Rien n'est plus étonnant que la lecture de certains manuscrits de Bach, où on surprend le cheminement même de sa pensée. Tel fragment du petit Magnificat pour soprano, par exemple : Bach allait conclure une phrase ; la cadence finale était écrite ; mais soudain il s'avise qu'un mot n'a pas été traduit. Il barre la cadence, et rallonge l'air de trois mesures à seule fin de traduire par une guirlande ascendante mâchtig ist (car il est puissant) puis il retombe sur la cadence, et conclut sans plus tarder. Ces trois mesures sont, musicalement, inutiles : mais un mot manquait ; l'œuvre, musicalement close, n'était pas achevée tant que le sens des mots n'était pas transcrit.

Un tel procédé serait peut-être négligeable s'il n'était pas absolument systématique. Or, il l'est. On trouve, par exemple, dans les Passions, cinquante-sept exemples d'expressions telles que : « il alla, il partit, il se leva », etc. Cinquante et une fois, Bach emploie le même motif mélodique ascendant. Sur plusieurs centaines d'exemples des mots « mourir, mort », tout au long des deux cents cantates, des oratorios et des Passions, Bach ne semble pas en avoir laissé passer un seul sans qu'un accord de septième, diminuée, une fausse relation harmonique, une chute brutale de la voix vers les profondeurs, ne viennent marquer la phrase par sa dissonance ou son inflexion dramatique.

Il est exclu que l'on puisse seulement énumérer ici ce qu'on pourrait appeler le « lexique musical » de Bach, mais on peut en définir les deux grandes directions. Il y a d'abord un vocabulaire symbolique d'images abstraites, dont il se sert de manière à peu près automatique, on pourrait presque dire stéréotypée : « aller », « monter », se traduit par une ligne ascendante ; « accompagner », par un canon ; l'interrogation, par un accord sur la dominante, etc. Il y a d'autre part un vocabulaire expressif, plus varié, plus riche, et qui influe davantage sur le déroulement de la musique. La mort, le mal, la joie, la souffrance, ont chacun plusieurs modes d'expression, tous efficaces, et parfois pathétiques.

Par ailleurs, de récentes recherches tendent à démontrer que la symbolique des nombres a eu sur l'organisation des œuvres de J.S. Bach un effet très important. Certains chiffres (3, 7, 12...) et d'autres, liés à la personne même du compositeur, apparaissent à une fréquence qui laisse songeur (14 = B.A.C.H. ; 41 = J.S. Bach).
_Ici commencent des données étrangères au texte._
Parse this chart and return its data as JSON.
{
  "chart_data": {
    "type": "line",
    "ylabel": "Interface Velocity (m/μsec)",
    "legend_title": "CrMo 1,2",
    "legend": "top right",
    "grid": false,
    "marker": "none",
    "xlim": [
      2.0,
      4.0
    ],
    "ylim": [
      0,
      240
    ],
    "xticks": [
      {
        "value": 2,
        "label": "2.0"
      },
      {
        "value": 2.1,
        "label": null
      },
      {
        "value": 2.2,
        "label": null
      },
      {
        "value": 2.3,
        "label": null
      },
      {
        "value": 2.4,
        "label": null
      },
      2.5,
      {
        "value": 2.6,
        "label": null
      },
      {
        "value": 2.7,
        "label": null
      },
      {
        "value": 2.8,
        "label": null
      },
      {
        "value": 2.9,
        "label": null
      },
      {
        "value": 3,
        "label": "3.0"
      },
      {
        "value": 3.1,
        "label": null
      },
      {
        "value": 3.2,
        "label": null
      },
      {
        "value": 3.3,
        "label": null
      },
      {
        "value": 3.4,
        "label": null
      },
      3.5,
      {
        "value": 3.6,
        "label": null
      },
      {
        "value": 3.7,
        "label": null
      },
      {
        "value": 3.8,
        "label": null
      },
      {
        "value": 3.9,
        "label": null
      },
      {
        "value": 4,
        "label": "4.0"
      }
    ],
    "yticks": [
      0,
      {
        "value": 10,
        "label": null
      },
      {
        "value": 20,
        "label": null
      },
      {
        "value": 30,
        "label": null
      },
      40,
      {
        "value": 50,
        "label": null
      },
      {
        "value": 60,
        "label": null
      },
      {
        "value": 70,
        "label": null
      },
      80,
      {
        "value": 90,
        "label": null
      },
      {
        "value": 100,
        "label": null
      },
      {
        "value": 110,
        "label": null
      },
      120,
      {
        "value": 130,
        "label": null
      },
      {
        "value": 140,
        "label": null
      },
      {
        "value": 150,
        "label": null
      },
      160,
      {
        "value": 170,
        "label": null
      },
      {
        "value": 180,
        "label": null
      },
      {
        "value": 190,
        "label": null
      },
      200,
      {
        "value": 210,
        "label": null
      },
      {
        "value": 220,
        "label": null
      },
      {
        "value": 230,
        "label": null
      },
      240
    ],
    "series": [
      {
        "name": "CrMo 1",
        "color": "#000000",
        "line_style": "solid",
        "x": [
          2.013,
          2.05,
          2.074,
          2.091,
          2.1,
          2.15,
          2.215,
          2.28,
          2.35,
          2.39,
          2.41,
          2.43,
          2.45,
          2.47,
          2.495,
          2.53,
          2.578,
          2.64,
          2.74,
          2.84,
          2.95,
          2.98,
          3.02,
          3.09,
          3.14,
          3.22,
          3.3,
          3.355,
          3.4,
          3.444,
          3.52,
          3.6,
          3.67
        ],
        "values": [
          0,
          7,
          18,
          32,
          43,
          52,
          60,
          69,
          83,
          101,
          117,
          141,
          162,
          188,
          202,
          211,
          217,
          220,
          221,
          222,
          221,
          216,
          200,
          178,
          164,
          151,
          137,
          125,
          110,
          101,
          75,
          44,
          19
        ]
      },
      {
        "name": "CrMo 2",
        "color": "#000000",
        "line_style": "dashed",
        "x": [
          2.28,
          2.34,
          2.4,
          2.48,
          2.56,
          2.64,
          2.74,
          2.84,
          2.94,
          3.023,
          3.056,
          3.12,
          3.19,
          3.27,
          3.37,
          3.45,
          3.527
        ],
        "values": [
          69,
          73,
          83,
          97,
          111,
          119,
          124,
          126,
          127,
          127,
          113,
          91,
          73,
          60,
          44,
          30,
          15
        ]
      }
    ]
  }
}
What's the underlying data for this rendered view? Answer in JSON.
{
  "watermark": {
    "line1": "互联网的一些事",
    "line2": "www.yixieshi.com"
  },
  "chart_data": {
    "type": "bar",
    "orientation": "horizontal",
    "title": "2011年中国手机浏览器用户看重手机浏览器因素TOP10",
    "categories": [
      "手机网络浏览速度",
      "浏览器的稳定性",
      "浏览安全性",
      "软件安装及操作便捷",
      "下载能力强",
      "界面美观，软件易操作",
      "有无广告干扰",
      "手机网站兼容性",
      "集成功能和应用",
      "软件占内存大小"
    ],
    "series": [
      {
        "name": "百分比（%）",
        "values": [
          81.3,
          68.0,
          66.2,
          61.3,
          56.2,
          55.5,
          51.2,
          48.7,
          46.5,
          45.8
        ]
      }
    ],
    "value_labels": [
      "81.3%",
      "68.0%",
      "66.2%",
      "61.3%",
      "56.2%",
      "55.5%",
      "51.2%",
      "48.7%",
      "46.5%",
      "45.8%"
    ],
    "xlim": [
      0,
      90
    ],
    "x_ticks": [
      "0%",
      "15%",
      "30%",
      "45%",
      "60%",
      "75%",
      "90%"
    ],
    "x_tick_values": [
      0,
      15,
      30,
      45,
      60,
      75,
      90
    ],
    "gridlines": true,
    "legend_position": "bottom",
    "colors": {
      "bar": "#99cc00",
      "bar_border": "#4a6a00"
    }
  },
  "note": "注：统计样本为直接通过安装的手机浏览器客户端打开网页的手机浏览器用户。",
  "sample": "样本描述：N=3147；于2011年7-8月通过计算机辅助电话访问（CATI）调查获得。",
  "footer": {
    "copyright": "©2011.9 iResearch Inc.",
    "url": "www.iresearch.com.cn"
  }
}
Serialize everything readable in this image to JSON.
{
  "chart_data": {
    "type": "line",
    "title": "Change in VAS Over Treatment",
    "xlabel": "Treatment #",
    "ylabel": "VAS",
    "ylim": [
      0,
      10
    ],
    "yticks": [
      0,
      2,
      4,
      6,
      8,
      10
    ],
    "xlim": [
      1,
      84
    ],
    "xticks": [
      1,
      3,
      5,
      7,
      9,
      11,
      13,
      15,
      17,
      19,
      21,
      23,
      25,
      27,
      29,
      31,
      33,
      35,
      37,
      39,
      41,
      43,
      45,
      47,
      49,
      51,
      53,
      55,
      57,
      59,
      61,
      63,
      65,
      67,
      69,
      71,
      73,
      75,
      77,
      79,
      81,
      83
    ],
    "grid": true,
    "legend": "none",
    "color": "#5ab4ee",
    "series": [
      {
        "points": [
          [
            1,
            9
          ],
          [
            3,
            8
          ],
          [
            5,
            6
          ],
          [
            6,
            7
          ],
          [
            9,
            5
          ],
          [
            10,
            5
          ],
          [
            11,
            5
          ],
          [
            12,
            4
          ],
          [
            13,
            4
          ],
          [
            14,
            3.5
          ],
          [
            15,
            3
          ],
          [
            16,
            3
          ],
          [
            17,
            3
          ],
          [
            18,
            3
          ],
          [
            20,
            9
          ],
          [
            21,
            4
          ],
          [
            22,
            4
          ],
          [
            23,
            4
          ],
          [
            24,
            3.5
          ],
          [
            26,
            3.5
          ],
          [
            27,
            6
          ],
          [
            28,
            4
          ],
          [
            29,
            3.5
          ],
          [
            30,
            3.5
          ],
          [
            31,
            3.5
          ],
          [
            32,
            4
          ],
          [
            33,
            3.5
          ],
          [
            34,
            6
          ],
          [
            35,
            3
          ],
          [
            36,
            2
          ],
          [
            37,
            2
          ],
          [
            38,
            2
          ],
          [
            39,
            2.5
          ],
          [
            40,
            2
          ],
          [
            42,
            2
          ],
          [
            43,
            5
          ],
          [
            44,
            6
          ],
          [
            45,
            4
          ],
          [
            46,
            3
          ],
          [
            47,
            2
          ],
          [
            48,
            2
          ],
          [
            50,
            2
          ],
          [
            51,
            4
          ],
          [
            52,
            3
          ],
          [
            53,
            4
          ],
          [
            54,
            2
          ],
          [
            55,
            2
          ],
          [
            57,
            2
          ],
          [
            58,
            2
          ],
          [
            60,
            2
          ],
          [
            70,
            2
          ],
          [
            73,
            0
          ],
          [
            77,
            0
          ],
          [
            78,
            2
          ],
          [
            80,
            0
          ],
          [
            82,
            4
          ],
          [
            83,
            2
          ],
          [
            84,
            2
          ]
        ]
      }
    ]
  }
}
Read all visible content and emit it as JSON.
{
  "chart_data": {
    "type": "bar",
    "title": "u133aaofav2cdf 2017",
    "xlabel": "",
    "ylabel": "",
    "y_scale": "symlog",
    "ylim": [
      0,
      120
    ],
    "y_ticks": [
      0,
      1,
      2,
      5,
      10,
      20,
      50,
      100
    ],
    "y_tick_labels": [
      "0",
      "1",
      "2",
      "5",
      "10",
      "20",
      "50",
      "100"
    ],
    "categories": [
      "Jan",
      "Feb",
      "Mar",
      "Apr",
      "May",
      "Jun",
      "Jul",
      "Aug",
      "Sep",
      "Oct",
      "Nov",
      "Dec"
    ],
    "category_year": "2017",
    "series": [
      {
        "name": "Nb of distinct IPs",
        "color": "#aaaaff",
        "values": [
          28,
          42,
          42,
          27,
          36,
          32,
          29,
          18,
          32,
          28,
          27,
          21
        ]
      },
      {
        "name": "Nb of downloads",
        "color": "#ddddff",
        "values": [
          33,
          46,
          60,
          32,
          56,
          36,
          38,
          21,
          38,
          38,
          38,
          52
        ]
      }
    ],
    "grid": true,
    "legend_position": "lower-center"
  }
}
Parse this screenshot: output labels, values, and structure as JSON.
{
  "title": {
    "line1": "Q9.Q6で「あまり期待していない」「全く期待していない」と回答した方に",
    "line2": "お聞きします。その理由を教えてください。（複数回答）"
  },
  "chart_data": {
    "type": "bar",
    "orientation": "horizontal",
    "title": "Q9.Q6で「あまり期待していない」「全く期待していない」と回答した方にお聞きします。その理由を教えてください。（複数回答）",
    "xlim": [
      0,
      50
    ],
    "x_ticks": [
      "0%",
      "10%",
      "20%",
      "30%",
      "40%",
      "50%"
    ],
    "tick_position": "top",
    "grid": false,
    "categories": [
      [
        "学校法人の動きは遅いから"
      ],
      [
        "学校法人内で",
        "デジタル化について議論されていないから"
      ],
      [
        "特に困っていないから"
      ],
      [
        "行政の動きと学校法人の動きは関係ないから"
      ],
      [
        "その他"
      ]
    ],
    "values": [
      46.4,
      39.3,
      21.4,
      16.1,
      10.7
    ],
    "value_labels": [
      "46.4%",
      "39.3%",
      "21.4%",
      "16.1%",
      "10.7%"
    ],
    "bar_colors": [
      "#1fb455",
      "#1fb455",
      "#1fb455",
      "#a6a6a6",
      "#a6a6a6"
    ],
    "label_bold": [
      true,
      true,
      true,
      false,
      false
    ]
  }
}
N'est-il pas frappant que le thème du choral « Je m'avance devant ton trône » écrit par Bach sur son lit de mort et qui de 32 notes ait été rallongé grâce à des notes de passage jusqu'au total de 41 ?

Bach est ainsi à la fois un architecte de la musique et un miniaturiste. Mais la force de son discours musical, la puissance de son invention mélodique sont telles que ces inflexions et ces intentions expressives sont toujours parfaitement intégrées. Ce qui aurait pu être une mosaïque de notations juxtaposées est emporté par l'ampleur de la conception d'ensemble et par la précision de sa démarche musicale, procurant au passage des effets prodigieux grâce à la maîtrise absolue de tous les moyens techniques et expressifs dont disposait sa science musicale infaillible.

Philippe Beaussant
(source : Histoire de la musique – Ed. Fayard)


À PROPOS DE PHILIPPE BEAUSSANT

Disparu en mai 2016, Philippe Beaussant était entre autre un musicologue spécialisé dans le domaine de la musique baroque et auteur de plusieurs ouvrages sur cette période. Fondateur du Centre de musique baroque de Versailles, Philippe Beaussant a été membre de l'Académie française et de l’Académie Charles-Cros.